The federal government has the ultimate authority to enforce federal immigration laws and the Constitution does not permit a patchwork of local immigration policies. A state setting its own immigration policy interferes with the federal government’s enforcement efforts.
“A patchwork of immigration laws is not the answer and will only create further problems in our immigration system,” said Attorney General Eric Holder. “The federal government is the chief enforcer of immigration laws and while we appreciate cooperation from states, which remains important, it is clearly unconstitutional for a state to set its own immigration policy. We will continue to monitor and coordinate with our federal partners as we remain concerned about the potential impact of these state laws.”
“This kind of legislation diverts critical law enforcement resources from the most serious threats to public safety and undermines the vital trust between local jurisdictions and the communities they serve,” said Department of Homeland Security Secretary Janet Napolitano. “The Department will continue to enforce federal immigration laws in Utah in smart, effective ways that focus our resources on criminal aliens, recent border crossers, repeat and egregious immigration law violators and employers who knowingly hire illegal labor.”

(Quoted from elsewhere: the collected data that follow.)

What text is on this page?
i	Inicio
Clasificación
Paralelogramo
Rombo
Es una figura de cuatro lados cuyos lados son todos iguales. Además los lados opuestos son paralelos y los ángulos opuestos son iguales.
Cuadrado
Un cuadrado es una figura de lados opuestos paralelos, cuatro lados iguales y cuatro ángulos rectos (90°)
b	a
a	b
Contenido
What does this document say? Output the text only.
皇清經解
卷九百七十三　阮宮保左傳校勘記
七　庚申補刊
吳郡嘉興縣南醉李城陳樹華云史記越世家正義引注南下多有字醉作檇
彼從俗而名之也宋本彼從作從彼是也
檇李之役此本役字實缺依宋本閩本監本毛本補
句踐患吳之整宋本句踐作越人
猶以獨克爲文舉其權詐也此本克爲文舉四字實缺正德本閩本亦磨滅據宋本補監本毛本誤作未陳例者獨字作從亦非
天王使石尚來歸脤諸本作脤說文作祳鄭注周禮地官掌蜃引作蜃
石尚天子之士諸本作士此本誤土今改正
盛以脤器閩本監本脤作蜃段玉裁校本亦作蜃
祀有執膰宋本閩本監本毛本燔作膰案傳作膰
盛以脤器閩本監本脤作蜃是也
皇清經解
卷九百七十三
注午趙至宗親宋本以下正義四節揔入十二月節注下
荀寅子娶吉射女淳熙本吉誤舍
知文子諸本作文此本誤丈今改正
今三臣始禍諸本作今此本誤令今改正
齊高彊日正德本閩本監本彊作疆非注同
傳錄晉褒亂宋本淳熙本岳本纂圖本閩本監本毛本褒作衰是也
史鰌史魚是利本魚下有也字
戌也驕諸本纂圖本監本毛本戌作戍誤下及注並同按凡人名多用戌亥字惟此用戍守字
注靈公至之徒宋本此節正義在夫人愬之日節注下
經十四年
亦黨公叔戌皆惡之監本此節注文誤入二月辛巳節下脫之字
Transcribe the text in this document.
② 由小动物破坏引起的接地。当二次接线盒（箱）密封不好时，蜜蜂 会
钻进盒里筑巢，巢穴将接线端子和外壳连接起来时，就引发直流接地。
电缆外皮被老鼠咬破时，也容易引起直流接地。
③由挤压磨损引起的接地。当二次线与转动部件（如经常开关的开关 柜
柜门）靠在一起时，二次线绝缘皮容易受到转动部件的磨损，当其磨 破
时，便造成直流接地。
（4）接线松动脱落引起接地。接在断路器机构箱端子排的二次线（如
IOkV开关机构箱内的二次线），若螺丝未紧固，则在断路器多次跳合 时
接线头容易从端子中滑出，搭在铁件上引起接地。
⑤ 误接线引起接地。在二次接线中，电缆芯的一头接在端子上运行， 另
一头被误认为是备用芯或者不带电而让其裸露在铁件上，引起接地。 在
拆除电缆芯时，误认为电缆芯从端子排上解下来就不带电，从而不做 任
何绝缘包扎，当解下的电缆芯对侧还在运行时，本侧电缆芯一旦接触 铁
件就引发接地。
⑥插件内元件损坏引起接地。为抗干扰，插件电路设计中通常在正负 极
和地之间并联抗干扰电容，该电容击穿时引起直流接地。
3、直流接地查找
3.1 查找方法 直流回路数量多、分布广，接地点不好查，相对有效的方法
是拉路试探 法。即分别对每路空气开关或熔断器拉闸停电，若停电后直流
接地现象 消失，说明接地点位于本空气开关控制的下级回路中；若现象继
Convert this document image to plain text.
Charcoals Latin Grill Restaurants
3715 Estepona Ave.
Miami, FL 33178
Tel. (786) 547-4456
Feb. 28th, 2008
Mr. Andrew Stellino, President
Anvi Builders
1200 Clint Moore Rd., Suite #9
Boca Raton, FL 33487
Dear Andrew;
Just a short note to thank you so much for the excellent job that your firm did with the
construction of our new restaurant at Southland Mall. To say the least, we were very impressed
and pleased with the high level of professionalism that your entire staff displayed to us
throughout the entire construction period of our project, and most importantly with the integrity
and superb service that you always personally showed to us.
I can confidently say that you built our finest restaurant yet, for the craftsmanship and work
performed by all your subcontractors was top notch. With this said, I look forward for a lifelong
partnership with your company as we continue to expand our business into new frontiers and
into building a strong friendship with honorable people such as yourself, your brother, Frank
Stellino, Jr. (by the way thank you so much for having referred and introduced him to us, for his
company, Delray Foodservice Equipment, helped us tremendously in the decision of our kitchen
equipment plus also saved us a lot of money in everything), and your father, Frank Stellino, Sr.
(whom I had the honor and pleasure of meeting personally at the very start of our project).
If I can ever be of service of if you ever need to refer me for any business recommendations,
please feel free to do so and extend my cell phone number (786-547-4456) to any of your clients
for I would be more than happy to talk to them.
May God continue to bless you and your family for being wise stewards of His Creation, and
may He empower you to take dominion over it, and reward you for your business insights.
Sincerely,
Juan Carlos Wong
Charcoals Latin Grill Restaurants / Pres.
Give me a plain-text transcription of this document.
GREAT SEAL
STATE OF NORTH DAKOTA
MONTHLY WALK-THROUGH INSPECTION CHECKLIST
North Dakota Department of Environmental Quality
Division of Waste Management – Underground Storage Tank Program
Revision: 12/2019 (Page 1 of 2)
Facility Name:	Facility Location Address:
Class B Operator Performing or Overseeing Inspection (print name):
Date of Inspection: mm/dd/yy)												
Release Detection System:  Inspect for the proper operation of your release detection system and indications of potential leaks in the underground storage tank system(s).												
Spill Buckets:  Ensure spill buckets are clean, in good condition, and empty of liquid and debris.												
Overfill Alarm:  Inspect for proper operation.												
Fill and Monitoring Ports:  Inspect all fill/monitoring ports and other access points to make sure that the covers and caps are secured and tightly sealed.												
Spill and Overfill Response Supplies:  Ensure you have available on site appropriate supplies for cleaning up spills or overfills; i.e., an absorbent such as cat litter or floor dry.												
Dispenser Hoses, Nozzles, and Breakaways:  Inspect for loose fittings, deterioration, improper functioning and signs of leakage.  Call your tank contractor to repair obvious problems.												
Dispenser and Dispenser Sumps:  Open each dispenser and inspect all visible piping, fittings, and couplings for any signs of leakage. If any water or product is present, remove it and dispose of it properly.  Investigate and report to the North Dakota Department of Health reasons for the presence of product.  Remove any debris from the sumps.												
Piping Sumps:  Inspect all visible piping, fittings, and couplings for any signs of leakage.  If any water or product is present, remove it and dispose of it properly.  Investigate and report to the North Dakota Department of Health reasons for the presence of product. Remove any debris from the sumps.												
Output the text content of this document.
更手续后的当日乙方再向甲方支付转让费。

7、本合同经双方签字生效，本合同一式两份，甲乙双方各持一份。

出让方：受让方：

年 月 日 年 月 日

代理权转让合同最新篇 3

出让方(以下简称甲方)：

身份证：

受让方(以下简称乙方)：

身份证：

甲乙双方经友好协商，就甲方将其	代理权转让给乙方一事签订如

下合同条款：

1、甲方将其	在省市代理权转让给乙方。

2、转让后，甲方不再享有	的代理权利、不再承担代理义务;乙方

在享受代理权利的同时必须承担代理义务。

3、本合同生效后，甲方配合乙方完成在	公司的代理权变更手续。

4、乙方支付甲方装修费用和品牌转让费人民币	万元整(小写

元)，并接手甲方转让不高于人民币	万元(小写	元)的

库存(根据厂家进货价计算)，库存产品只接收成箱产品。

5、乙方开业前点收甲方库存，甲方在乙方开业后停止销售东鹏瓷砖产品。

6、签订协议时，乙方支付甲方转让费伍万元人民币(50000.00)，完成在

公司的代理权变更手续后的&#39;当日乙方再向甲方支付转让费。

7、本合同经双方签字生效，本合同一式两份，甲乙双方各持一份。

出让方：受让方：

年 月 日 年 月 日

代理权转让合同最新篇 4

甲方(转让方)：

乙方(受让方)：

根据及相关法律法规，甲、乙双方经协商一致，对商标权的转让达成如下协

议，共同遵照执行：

The department notified Utah state officials of its position that the Utah’s Immigrant Guest Worker statutes, H.B. 116 and H.B. 469, are clearly preempted by federal law. Given that the provisions do not take effect until 2013, and in light of the constructive conversations the department continues to have with Utah officials about these provisions pursuant to the Justice Department’s long-standing policy of exploring resolution short of litigation before filing suit against a state, the department is not challenging these provisions today. If, however, Utah fails to comply with federal law in this area, the department will not hesitate to take the legal action necessary to vindicate the important federal interests in this matter before these laws go into effect.
The suit was filed on behalf of the Departments of Justice, Homeland Security and State, which share responsibilities in administering federal immigration law. The department will soon request a preliminary injunction to enjoin enforcement of the certain provisions of H.B. 497.
The Justice Department previously challenged S.B. 1070, H.B. 56, and Act No. 69 on federal preemption grounds in Arizona, Alabama and South Carolina, respectively. The department continues to review immigration-related laws that were passed in Indiana and Georgia. Courts have enjoined key parts of the Arizona, Alabama, Georgia and Indiana state laws and temporarily restrained enforcement of Utah’s law.